En el monte siempre corre un viento muy fuerte. Ese viento que hace que zumben los oídos, que vuele el polvo, las hojas, todo… Y él siempre allí. A veces sentado, a veces de pie. Mirando el horizonte de frente al viento con el pelo y su ropa que flameaba.
Yo, intrigado, quería saber, o al menos imaginar, por qué estaba allí solo. Completamente solo.
Lo miraba de lejos, escondido entre los arbustos, tratando de comprender sus sentimientos, sus pensamientos…
Así fue pasando el tiempo del otoño y el invierno, que ese año no fue muy crudo. Yo igualmente había dejado una manta para que pudiese abrigarse.
En el verano él ya se había quitado la camisa y estaba solo en pantalones. Los había cortado como bermudas, pero seguía con su posición acostumbrada. Ahora dejaba que el sol dorara su piel.
Los días pasaron y yo seguí con mi rutina de llevarle algo de comer. Comencé a pensar que era hora de animarme. Fui llevando de a una las prendas, un día una remera otro día un pantalón. Finalmente unas sandalias.
La ropa desaparecía del lugar donde yo la había dejado, pero no veía que la llevara puesta.
Pero yo no perdí mis esperanzas. Por último me atreví; era lo que más me atemorizaba dejarle: un par de tijeras y un pequeño espejo. No sabía cómo usaría el espejo. ¿Qué buscaría? ¿reflejarse hacia el futuro o hacia el pasado? Yo no sabía qué pesaría más en su alma…
Dejé pasar una semana, no quise ir antes… Era su tiempo, su decisión. Y yo debía respetarlo.
Cuando volví al lugar, solo encontré la tijera y el espejo. Pero no estaban en el mismo lugar donde yo los había dejado. Estaban colocados uno al lado del otro sobre una zona donde no crecía el pasto, solo había tierra. Vi también un pedazo de rama. Sobre la tierra seca apisonada pude leer claramente escrita la palabra: GRACIAS.

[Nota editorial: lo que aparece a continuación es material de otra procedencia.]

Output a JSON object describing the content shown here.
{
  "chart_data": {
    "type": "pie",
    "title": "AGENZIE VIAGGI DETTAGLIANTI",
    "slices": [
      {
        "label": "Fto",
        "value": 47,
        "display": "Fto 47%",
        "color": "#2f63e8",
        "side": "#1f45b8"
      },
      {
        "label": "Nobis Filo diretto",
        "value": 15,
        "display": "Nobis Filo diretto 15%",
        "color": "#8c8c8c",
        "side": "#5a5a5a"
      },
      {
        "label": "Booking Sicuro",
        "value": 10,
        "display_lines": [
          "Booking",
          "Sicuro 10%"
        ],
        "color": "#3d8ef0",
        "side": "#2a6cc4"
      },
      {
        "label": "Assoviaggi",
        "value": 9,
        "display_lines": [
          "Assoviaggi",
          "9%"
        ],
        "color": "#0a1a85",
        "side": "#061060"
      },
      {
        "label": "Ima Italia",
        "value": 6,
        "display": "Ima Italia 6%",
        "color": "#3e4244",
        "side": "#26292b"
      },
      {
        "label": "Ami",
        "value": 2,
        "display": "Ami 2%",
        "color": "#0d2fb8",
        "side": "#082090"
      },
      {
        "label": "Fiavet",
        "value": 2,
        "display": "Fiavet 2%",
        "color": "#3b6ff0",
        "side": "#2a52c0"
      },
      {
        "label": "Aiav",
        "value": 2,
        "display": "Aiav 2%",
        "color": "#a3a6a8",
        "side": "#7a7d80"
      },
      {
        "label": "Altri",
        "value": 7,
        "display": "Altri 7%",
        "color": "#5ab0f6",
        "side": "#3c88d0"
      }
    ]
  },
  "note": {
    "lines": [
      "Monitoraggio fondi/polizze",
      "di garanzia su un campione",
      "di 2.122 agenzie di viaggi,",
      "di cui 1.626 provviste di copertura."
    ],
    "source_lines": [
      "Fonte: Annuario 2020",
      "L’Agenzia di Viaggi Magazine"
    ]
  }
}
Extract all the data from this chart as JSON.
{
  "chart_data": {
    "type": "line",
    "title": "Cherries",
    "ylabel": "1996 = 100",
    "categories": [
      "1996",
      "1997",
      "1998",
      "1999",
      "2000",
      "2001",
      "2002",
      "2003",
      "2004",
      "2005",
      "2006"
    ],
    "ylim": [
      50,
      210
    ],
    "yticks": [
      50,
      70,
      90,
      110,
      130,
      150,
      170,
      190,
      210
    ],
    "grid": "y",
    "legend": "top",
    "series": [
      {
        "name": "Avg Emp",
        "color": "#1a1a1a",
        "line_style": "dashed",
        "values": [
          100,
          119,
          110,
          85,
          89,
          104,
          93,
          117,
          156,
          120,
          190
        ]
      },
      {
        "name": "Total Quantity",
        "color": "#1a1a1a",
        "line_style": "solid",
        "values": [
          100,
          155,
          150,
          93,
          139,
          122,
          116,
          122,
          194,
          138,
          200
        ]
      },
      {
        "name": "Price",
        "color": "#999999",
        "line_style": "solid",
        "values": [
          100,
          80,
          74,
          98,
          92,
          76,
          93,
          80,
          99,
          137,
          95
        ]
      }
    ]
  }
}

Él no estaba. Se había ido.
Eso me demostró que había decidido mirar hacia el futuro. Yo creo que este fuerte viento del monte lo limpió, llevándole todos los malos recuerdos y experiencias de su vida. Debe haber tenido muchos, dado que necesitó nueve lunas. Nueve lunas para gestar una nueva vida. Para decidir que podía comenzar otra vez.
Yo solo era un niño en esa época, tendría unos trece o catorce años; pero esa experiencia me marcó mucho. Con los años comprendí que en soledad lidiamos en nuestro interior con nosotros mismos, con nuestros propios fantasmas. Solos, para evitar que nadie juzgue nuestra decisión. A solas con nuestra propia conciencia. Y dándonos tiempo, el tiempo que sea necesario para cicatrizar el alma.
Caminando en penumbras con nuestra vela apagada, por el espiral que cada uno tiene que recorrer, hasta llegar a la luz central donde nos espera una llama de esperanza. Frente a ella volvemos a encender la vela de nuestra luz interior, que nos alumbrará en el camino de vuelta.
Y al regresar de ese viaje dejar que el viento haga flamear nuestra ropa. Que despeine nuestros cabellos. Con ayuda de los rayos del sol y la luz de la luna. Sostenidos por esta bendita tierra.
Entonces, fortalecidos, festejar el reencuentro con nosotros mismos. Con nuestra esencia.